Why should unplugging the phone cord for 20 seconds cause interference issue on phone line? What type of interference issue can there be on a landline phone line?
I'm not sure how you took my words to mean unplugging the phone cord for 20 seconds causes interference. All I was saying was that successfully resetting the connection in this fashion could mean that interference on the phone line may have led to loss of connection in the first place.

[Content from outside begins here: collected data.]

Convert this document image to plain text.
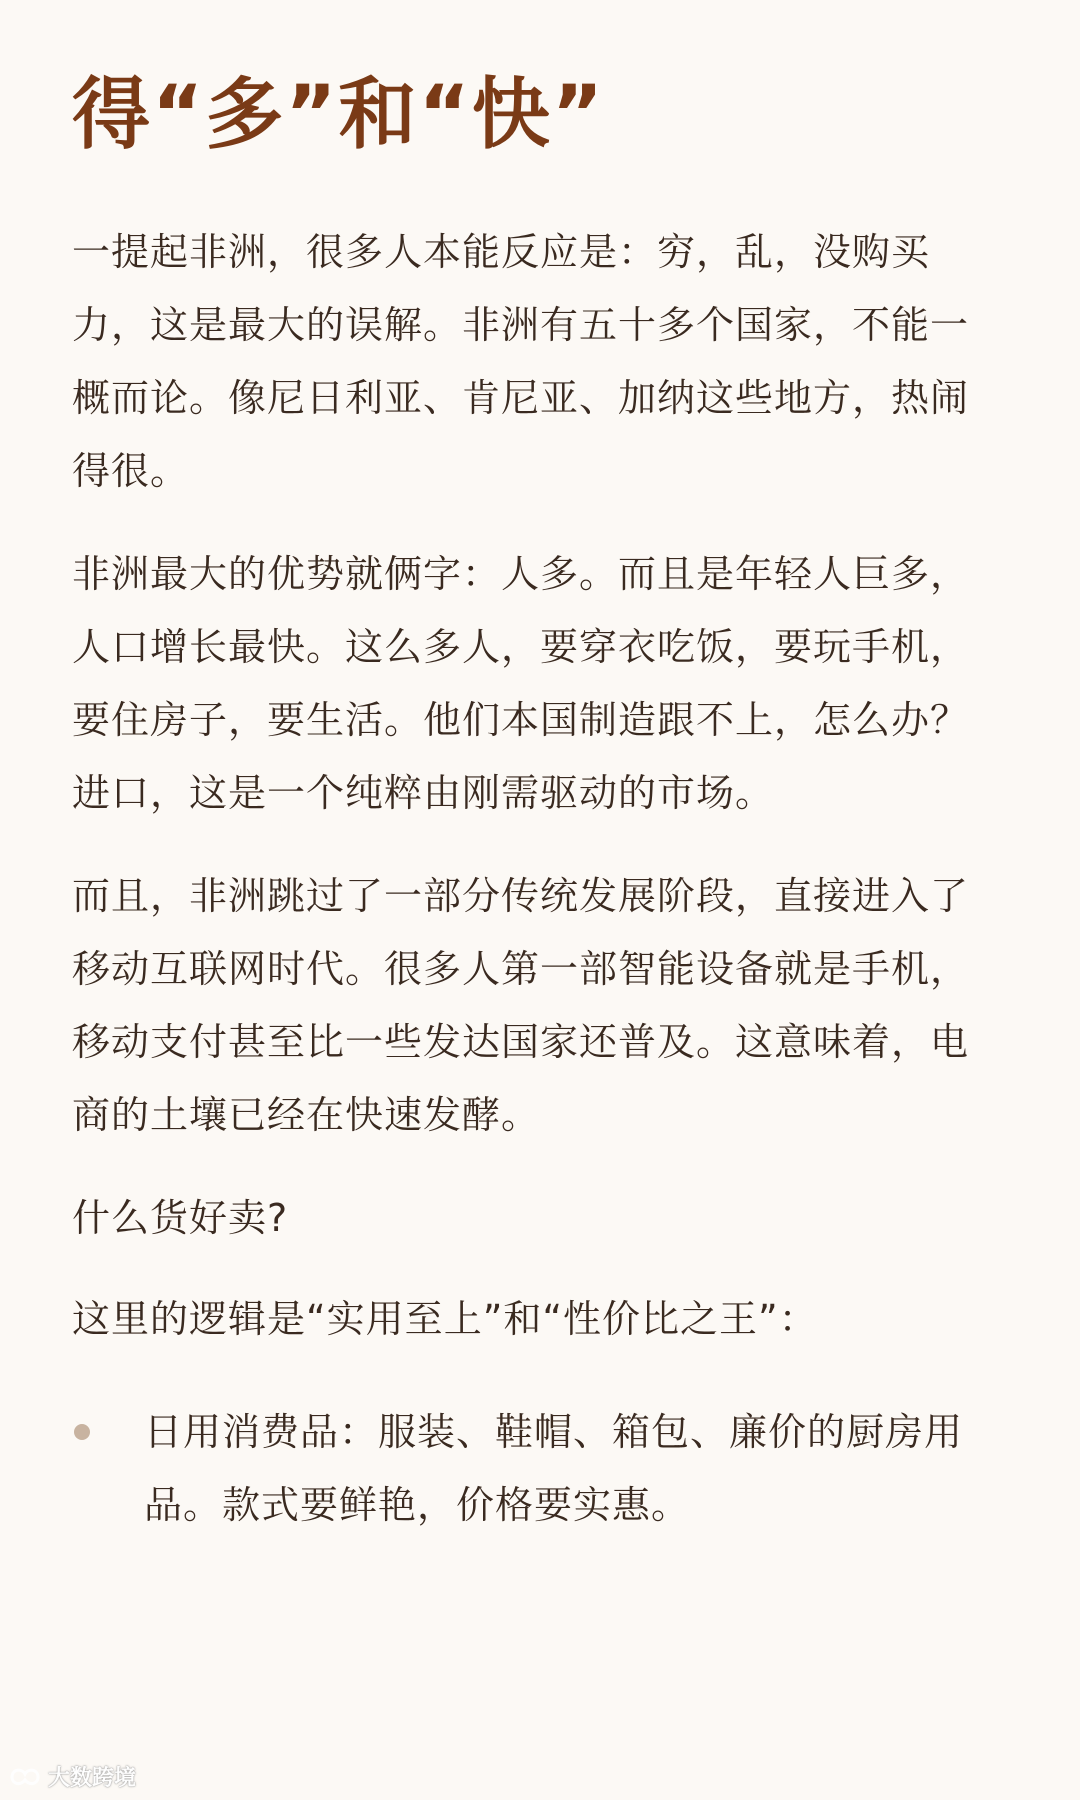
得“多”和“快”

一提起非洲，很多人本能反应是：穷，乱，没购买力，这是最大的误解。非洲有五十多个国家，不能一概而论。像尼日利亚、肯尼亚、加纳这些地方，热闹得很。

非洲最大的优势就俩字：人多。而且是年轻人巨多，人口增长最快。这么多人，要穿衣吃饭，要玩手机，要住房子，要生活。他们本国制造跟不上，怎么办？进口，这是一个纯粹由刚需驱动的市场。

而且，非洲跳过了一部分传统发展阶段，直接进入了移动互联网时代。很多人第一部智能设备就是手机，移动支付甚至比一些发达国家还普及。这意味着，电商的土壤已经在快速发酵。

什么货好卖?

这里的逻辑是“实用至上”和“性价比之王”：

日用消费品：服装、鞋帽、箱包、廉价的厨房用品。款式要鲜艳，价格要实惠。
大数跨境
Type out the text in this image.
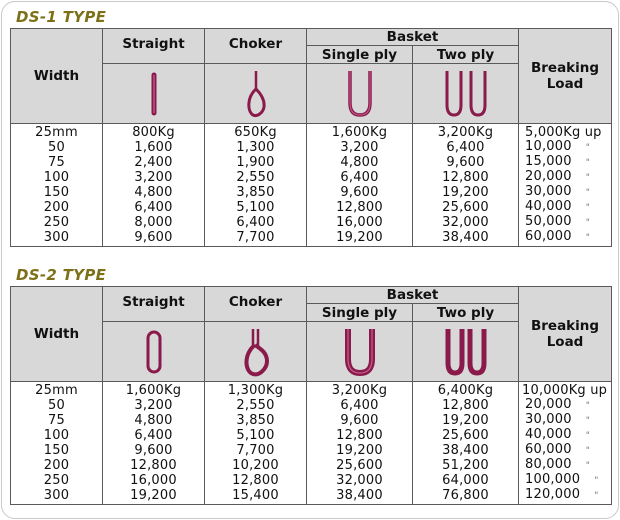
DS-1 TYPE
Width	Straight	Choker	Basket		Breaking
Load
			Single ply	Two ply	

25mm	800Kg	650Kg	1,600Kg	3,200Kg	5,000Kg up
50	1,600	1,300	3,200	6,400	10,000 "
75	2,400	1,900	4,800	9,600	15,000 "
100	3,200	2,550	6,400	12,800	20,000 "
150	4,800	3,850	9,600	19,200	30,000 "
200	6,400	5,100	12,800	25,600	40,000 "
250	8,000	6,400	16,000	32,000	50,000 "
300	9,600	7,700	19,200	38,400	60,000 "
DS-2 TYPE
Width	Straight	Choker	Basket		Breaking
Load
			Single ply	Two ply	

25mm	1,600Kg	1,300Kg	3,200Kg	6,400Kg	10,000Kg up
50	3,200	2,550	6,400	12,800	20,000 "
75	4,800	3,850	9,600	19,200	30,000 "
100	6,400	5,100	12,800	25,600	40,000 "
150	9,600	7,700	19,200	38,400	60,000 "
200	12,800	10,200	25,600	51,200	80,000 "
250	16,000	12,800	32,000	64,000	100,000 "
300	19,200	15,400	38,400	76,800	120,000 "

Electromagnetic fields, phone cable breaches, corrosion, shorts, malfunctioning telco equipment, etc. can cause interference on a phone line which can corrupt analog and digital signals flowing over it. Such interference has historically caused performance and reliability issues with dial-up modems, fax machines, and other tech which operate over a phone line. With a DSL modem, interference can cause a modem to downgrade its connection speed to maintain reliability; and if it gets bad enough, the connection could be dropped altogether.
Years ago in another house I lived in, the signal on my phone line had become very weak. Not only was my DSL service very slow (dial-up, too), but phone calls were extremely quiet with me having trouble hearing the person on the other end. The phone company refused to repair the worn infrastructure which was causing my issue. I switched to cable.
The model acc. to the user manual, also includes router features, as described on page 4.
Please do your (rather easy) homework before misinforming the OP.
Apologies, totally missed it!
Edited by BeigeBochs, 22 August 2023 - 09:22 PM.